As such disclosures are made for the purposes of the social security law or the family assistance law, they do not need to be formally authorised by the Secretary.

Unfounded allegations unnecessarily undermine confidence and takes staff effort away from dealing with other claims. We will continue to correct the record on such occasions.

The DHS website’s page about “your right to privacy” does not include such explicit advice. It only contains generic statements about the department having unspecified “obligations” under the Privacy Act, and being bound by some kind of “strict confidentiality and secrecy provisions” that somehow limit how personal information can be used, and to whom it can be disclosed:

Your personal information will not be disclosed to any other person, body or agency unless:

  • you give us permission
  • it is authorised or required by law
  • it meets one of the other exceptions in the Australian Privacy Principles

From time to time it may be necessary to disclose your personal information to third parties. The circumstances surrounding why, who and when your information may be disclosed are outlined in our privacy policy.

Following the link to the privacy policy, a client would find no mention of the media among a list of organisations that might receive information from their file, and would have to research all the exemptions and exceptions to the Privacy Act and Australian Privacy Principles, and probably get expert guidance, to find out that is in fact the case.

Privacy commissioner Timothy Pilgrim told The Mandarin this morning he was aware of the media reports about DHS briefing Malone and said his office was “making inquiries” with the department, but the rest of his response was again a proforma affair:


Government agencies regularly use personal privacy as a reason not to disclose information to the media, and decisions on what to release often appear to be based on the potential for positive or negative interpretation. In this case, given the backlash, it’s hard to see whether the effort to “correct the record” was worth it, on balance.

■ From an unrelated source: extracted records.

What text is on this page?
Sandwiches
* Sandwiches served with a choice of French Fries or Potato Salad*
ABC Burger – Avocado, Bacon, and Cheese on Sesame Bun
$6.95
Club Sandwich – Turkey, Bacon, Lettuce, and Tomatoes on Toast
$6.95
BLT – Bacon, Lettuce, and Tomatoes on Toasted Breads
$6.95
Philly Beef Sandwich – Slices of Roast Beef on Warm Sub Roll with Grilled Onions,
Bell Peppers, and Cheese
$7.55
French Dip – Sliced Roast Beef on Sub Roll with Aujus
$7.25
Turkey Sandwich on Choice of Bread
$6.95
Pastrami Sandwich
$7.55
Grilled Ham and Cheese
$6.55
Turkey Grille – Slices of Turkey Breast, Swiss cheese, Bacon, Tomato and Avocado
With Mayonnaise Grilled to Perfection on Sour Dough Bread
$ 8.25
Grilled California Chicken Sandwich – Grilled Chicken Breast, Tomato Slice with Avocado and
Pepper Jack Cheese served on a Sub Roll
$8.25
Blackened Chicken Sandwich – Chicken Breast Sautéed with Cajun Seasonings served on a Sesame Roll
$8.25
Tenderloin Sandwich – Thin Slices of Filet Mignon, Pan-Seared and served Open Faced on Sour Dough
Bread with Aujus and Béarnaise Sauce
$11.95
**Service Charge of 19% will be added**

The controversy has led to accusations that Centrelink executives are behaving like Mafia dons, making an example of Fox and trying to intimidate other people who might be thinking of criticising them. Fox describes it as “a disturbing experience” and the question for a lot of people watching the argument unfold is not whether it was legal for Centrelink to release a client’s personal details in response to a critical op-ed, but whether it was ethical.

Public service executives wouldn’t view their own actions in such a threatening light, of course. The relevant people in this case may have felt Fox had to accept a lowered expectation of privacy, given she had already shared some of her own personal details publicly. They surely carefully considered what specific details to give Malone and based on what was published, they seem like fairly minor additions to her own story.

Most clearly highlighted by the case however is a series of disconnections: between public perceptions about privacy and the reality of the legal framework; between the way government agencies explain that legal framework to the public, and the way they interpret it in practice. Clearly, to mandarins and members of the public, the Privacy Act means very different things.